The decision is also likely motivated by the historical origins of Pride itself, as it was the NYPD who raided the Stonewall Inn on that infamous night of June 28, 1969. What we know as Pride today — although seemingly a world apart from its origins — only exists because queer people rioted in response to NYPD’s regularly occurring racist and anti-queer bar raids. Last June, 50 years later, NYPD Commissioner James O’Neill apologized for the department’s actions at Stonewall.
So, without police, who protects us?
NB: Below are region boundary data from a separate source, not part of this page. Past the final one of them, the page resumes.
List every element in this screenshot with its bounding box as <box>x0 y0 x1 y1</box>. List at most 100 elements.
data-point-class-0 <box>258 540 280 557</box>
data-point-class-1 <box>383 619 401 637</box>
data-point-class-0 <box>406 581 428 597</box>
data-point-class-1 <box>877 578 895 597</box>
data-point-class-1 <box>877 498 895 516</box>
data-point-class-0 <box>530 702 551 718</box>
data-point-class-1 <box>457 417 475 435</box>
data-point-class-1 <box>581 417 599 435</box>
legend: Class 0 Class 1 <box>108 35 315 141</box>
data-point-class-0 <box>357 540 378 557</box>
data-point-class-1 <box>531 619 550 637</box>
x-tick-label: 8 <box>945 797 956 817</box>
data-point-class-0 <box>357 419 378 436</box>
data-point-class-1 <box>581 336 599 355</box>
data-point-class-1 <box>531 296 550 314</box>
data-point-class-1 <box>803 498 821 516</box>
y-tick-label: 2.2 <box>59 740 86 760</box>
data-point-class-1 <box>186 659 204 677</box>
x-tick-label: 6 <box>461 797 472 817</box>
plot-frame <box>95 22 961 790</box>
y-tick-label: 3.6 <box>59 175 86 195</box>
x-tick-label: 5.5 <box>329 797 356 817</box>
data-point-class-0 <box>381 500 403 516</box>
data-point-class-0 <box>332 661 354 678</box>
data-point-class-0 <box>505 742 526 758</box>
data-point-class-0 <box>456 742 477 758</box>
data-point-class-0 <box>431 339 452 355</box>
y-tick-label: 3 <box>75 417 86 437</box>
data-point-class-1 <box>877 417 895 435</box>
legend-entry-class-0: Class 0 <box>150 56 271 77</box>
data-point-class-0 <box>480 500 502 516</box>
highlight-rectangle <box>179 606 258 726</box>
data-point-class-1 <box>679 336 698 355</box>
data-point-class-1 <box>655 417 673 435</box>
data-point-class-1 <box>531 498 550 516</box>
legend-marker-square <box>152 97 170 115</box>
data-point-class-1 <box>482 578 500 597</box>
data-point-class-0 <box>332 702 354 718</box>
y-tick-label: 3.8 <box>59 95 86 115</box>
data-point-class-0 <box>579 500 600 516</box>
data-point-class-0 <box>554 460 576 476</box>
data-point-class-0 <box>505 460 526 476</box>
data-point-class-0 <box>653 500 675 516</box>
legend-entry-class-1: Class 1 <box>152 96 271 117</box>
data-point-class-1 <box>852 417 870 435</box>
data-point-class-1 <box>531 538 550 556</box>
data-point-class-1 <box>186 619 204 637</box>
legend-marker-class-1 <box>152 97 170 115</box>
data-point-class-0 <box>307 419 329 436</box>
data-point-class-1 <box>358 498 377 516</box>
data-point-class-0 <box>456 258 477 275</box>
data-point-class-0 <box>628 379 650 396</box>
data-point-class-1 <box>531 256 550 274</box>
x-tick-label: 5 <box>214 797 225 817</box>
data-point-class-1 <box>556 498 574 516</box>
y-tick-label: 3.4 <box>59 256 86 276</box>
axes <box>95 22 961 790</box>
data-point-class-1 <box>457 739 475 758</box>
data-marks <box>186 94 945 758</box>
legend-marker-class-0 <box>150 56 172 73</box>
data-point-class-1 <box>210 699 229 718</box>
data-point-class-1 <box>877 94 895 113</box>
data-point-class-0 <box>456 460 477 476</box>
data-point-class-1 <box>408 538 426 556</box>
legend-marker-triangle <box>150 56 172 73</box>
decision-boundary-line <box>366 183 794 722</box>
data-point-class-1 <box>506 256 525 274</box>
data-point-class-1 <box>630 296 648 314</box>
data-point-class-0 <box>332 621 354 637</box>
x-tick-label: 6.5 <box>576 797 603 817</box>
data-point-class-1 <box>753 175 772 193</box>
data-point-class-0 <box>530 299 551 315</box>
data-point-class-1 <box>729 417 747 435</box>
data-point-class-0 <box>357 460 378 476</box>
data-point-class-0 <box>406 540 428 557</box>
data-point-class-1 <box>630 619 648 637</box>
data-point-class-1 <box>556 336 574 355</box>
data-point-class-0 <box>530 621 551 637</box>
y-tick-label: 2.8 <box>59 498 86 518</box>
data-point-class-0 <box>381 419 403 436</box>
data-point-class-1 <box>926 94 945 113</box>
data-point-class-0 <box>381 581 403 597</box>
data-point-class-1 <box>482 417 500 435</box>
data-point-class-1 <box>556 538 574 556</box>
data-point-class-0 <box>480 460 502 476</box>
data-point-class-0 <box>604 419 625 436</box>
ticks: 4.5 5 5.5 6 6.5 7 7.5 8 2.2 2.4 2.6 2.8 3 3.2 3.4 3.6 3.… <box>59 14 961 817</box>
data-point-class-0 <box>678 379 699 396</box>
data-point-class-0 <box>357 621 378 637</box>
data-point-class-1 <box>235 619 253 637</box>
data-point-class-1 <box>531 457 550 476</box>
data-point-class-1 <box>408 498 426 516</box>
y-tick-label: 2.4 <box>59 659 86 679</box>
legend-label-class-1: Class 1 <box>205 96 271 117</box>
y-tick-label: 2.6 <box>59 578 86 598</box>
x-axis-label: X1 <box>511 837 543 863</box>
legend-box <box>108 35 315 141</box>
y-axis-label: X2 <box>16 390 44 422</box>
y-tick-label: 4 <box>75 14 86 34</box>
It’s a question regularly asked in today’s politics amid the calls from some activists, organizations, and politicians to defund and abolish the police.
Executive Director of the National Black Justice Coalition, David Johns, who was thanked directly in NYC Pride’s statement, called out the privilege of this question.
“This response is reflective of how white supremacy works,” he said. “It’s reflective of individuals who have, or think that they have, benefited from an increase in police presence, [but] an increase in police presence is not indicative of lesser crimes. [There have] always been ways to make communities safer that don’t look like [what] American capitalist colonialist [police] are empowered to do, in particular in non-white queer spaces … Police get resources to do things they aren’t equipped to do.”
Walker noted that the Reclaim Pride Coalition has “had two unpoliced Queer Liberation Marches with no cops and the only instances of violence to occur were from the NYPD.”
Still, today in the U.S., mass shootings and white supremacist terrorism are horrifyingly common.
On June 12, 2016, just hours after the horrific shooting at Pulse Nightclub in Orlando, a man was arrested by Santa Monica police with a car full of guns on his way to Los Angeles Pride. Thankfully, the Pride event continued without incident. In the absolute worst-case scenario of a bomb or mass shooter, Walker raises the point that the NYPD’s usual structure of barricades kettles people in, making it hard if not impossible to run to safety.
NYPD will likely be just one block away, but not participating in the parade. NYC Pride’s statement explains that security will be handled by “trained private security, community leaders, and volunteers” and that the NYPD can intervene in cases of absolute emergency.
Walker noted that private security firms can often contain former cops, some of whom might have been kicked off the force for any number of reasons.
Some questions remain about how NYC Pride will structure the parade in terms of contingents, barricades, and physical placement of security.
“The irony is that the two entities who are responsible for the dramatic shift, [NYC] Pride and NYPD, worked in concert for years to create the over-corporate, over-produced, over-barricaded Pride, and now those groups have seemingly divorced themselves,” Walker said. “We’ll see if it’s just a trial separation.”